FITZGERALD, John, 18th Earl of Kildare [I] (c.1661-1707), of Caversham Park, Oxon.

Published in The History of Parliament: the House of Commons 1690-1715, ed. D. Hayton, E. Cruickshanks, S. Handley, 2002
Available from Boydell and Brewer

Constituency

Dates

16 Mar. 1694 - 1695

Family and Education

b. c.1661, o. s. of Wentworth Fitzgerald†, 17th Earl of Kildare [I], by Lady Elizabeth, da. of John Holles, 2nd Earl of Clare.  educ. Oxf. Univ. DCL 1683.  m. (1) aft. Aug. 1682, Mary (d. 1683), da. of Henry O’Brien†, Ld. Ibrackan, 1s. d.v.p.; (2) lic. 12 June 1684 (with £10,000), Lady Elizabeth (d. 1758), da. and coh. of Richard Jones*, 1st Earl of Ranelagh [I], s.psuc. fa. as 18th Earl 5 Mar. 1664.

Offices Held

Biography

Succeeding his father at the age of four, Kildare was left to the care of his mother, and then, following her death in 1666, of his grandmother, the dowager Lady Clare. In February 1682 his name was variously linked with a daughter of Lady Clancarty, and with a lady in the west of England who had ‘great expectations’. In August 1682 a match was afoot with Lord Chesterfield’s daughter, but in fact Kildare married into another Anglo-Irish family. He attended James, Duke of York on his visit to Oxford University in June 1683, when he was made a DCL. A year later, he took as his second wife the daughter of Lord Ranelagh, who brought a fortune as well as valuable political connexions, though her amorous intrigues made her a butt of satirists. At this time, Lord Arran wrote to Ormond:

my Lord Ranelagh threatened that my Lord Kildare, whom, it seems, he governs now, shall petition the council board there [in Ireland] for recovering a debt at law due to me by the late Lord of Kildare above 20 years ago. I knew the time indeed when, for fear of his lordship, judges durst not do justice, I mean in the exchequer, but I hope his lordship’s power is not so great now. I have all my Lord Kildare’s estate in my possession.
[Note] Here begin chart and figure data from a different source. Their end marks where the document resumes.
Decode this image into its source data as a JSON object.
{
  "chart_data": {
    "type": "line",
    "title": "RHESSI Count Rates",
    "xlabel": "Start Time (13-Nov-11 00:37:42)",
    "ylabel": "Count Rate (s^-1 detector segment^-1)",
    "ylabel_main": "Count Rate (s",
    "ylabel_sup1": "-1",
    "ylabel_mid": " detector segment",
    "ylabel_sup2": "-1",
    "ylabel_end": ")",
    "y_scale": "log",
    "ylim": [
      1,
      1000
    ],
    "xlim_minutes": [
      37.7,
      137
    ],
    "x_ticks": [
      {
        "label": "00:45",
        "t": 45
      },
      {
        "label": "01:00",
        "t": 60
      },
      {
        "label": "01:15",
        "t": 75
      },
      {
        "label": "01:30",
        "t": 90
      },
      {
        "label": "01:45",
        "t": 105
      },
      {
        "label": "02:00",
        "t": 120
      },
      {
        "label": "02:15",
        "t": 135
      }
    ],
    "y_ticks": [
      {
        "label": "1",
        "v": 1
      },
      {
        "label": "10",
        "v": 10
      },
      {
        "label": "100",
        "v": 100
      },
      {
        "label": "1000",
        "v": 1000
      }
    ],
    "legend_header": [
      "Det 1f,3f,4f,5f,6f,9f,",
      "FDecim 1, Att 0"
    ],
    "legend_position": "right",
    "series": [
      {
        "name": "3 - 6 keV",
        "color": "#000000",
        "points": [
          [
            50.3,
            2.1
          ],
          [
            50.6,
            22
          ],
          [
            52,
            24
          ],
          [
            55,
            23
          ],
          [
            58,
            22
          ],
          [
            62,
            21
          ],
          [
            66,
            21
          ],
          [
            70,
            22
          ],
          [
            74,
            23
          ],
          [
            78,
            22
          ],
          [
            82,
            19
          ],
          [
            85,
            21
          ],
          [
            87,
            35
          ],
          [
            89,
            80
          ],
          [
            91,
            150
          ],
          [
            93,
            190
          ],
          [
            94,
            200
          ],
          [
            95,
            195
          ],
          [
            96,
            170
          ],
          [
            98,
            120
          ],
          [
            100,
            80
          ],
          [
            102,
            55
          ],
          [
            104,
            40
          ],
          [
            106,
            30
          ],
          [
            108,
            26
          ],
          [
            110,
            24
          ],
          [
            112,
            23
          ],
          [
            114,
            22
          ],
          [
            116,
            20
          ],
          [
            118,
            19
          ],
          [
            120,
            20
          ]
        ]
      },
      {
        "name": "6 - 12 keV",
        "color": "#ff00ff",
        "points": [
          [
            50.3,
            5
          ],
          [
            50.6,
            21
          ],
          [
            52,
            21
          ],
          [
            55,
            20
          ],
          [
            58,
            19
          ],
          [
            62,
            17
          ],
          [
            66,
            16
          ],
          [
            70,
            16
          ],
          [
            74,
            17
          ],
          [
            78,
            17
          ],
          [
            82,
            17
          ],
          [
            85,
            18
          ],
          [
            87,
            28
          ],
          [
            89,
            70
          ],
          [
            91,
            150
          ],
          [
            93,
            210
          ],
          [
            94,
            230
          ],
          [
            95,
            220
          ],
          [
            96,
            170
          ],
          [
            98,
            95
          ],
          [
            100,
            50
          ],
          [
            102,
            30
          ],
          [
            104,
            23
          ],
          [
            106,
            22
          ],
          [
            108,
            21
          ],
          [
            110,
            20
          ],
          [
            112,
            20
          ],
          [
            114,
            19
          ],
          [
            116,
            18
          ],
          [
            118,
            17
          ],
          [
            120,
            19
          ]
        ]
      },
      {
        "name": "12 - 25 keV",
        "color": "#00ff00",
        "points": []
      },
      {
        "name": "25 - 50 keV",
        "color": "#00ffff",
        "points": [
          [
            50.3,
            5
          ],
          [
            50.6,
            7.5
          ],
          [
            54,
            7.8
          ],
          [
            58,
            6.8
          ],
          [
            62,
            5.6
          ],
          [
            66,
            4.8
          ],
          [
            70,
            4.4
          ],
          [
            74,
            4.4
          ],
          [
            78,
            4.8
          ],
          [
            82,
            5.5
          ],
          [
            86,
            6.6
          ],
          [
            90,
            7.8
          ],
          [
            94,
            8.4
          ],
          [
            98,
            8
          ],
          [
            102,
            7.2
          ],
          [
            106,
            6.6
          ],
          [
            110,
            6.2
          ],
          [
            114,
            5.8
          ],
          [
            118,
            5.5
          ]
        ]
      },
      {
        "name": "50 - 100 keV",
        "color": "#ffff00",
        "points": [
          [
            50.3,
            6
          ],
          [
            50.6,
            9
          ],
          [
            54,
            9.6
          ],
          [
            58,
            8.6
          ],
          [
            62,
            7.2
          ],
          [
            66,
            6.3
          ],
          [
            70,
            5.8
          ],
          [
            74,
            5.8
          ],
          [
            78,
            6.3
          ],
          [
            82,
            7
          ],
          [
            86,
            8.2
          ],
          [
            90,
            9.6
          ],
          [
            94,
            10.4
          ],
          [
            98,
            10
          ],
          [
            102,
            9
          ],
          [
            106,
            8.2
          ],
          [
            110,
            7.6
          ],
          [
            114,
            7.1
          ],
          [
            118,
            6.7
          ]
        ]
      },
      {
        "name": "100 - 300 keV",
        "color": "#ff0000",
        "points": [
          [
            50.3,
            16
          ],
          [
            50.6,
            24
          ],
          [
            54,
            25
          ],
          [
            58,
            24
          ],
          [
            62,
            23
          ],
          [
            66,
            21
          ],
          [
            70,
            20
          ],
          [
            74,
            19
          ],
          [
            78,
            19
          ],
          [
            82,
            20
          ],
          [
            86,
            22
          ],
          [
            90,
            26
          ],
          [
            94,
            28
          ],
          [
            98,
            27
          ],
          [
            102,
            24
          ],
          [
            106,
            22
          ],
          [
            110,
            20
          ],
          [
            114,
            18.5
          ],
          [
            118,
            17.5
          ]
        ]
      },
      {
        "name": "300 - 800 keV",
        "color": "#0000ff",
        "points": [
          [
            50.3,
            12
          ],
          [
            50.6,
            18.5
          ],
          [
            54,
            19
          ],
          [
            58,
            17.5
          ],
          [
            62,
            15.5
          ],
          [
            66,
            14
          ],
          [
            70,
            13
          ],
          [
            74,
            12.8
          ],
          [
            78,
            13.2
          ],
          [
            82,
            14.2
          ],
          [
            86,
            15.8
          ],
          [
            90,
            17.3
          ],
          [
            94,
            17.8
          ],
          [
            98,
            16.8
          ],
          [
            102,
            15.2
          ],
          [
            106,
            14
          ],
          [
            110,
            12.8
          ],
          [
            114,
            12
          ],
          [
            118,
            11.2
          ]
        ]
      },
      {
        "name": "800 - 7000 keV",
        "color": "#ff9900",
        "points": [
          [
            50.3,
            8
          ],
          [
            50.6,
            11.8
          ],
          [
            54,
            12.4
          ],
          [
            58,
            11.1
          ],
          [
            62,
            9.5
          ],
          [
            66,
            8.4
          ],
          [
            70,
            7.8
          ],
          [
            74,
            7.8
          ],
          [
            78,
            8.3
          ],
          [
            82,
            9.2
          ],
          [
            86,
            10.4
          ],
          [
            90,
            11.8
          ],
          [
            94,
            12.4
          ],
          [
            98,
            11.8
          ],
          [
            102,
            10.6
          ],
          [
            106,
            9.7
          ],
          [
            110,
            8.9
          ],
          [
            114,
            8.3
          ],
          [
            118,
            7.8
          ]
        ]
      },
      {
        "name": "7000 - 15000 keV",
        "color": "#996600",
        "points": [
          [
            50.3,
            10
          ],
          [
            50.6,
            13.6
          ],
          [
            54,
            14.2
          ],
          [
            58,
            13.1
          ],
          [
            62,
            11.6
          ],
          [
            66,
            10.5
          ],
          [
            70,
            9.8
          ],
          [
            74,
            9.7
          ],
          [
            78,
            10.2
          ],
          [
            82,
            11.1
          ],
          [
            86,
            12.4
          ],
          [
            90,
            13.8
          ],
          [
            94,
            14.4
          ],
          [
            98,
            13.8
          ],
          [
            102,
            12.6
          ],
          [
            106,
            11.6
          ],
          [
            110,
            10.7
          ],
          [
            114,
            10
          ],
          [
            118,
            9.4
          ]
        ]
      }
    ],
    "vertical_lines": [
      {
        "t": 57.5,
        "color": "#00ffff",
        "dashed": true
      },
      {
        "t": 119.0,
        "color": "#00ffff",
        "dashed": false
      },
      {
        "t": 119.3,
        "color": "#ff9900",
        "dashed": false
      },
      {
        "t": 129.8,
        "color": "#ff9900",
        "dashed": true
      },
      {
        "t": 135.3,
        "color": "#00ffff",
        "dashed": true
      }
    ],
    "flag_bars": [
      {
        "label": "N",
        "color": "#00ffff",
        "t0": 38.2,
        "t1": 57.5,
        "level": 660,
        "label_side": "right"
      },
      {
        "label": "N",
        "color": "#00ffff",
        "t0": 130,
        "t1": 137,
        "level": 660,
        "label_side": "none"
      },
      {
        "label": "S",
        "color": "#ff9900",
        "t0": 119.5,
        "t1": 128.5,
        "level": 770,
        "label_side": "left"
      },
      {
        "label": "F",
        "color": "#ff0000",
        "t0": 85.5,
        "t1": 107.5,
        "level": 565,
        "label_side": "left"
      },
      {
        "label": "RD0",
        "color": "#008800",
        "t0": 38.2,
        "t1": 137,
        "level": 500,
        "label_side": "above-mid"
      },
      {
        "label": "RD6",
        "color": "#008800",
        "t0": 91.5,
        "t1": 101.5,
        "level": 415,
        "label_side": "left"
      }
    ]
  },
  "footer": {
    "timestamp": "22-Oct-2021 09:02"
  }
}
Evidently Kildare recovered his Irish property, but he preferred to reside at Caversham, and in 1687 he entertained Mary of Modena on her way to Bath. As he did not attend James II’s Irish parliament of 1689, Kildare’s estates were temporarily sequestered by the Jacobites.1

In 1694 Kildare was returned for Tregony at a by-election, on the interest of either Hugh Boscawen I*, who had married Kildare’s cousin the previous year, or Hon. Francis Robartes*, the husband of Kildare’s sister, or perhaps both. Kildare made no recorded speech and did not appear on any parliamentary list. In September 1695 he was summoned to attend the Irish house of lords, and did not stand at the English general election of that year. He travelled to Montpellier, France in December, and was still abroad in April 1700 when he was reported to be keeping ‘open house for all the Irish’ in Bruges. In March 1705 a private Act was passed to sell part of his estates. Kildare died on 9 Nov. 1707, Lady Rachel Russell reporting eight days later ‘no will is found of Lord Kildare, so, as yet the Duke of St. Albans is defeated. He had told him [the Duke] that Saturday at dinner that he was heir to all in his power to give, went home, found himself ill, called for music, made them play till he died.’ A will was found, George Rodney Brydges* being one of his executors, and Kildare was succeeded in his title by his cousin Robert Fitzgerald.2

Ref Volumes: 1690-1715

Author: Eveline Cruickshanks

Notes

  • 1. Lodge, Peerage of Ire., i. 105–9; HMC Ormonde, n.s. vi. 321–2, 420; vii. 34, 164, 248; Poems on Affairs of State ed. Cameron, v. 347, 358; HMC Downshire, i. 263.
  • 2. CSP Dom. 1695, p. 138; HMC Bath, iii. 400; HMC Lords, n.s. vi. 249; viii. 275–6; HMC Rutland, ii. 187.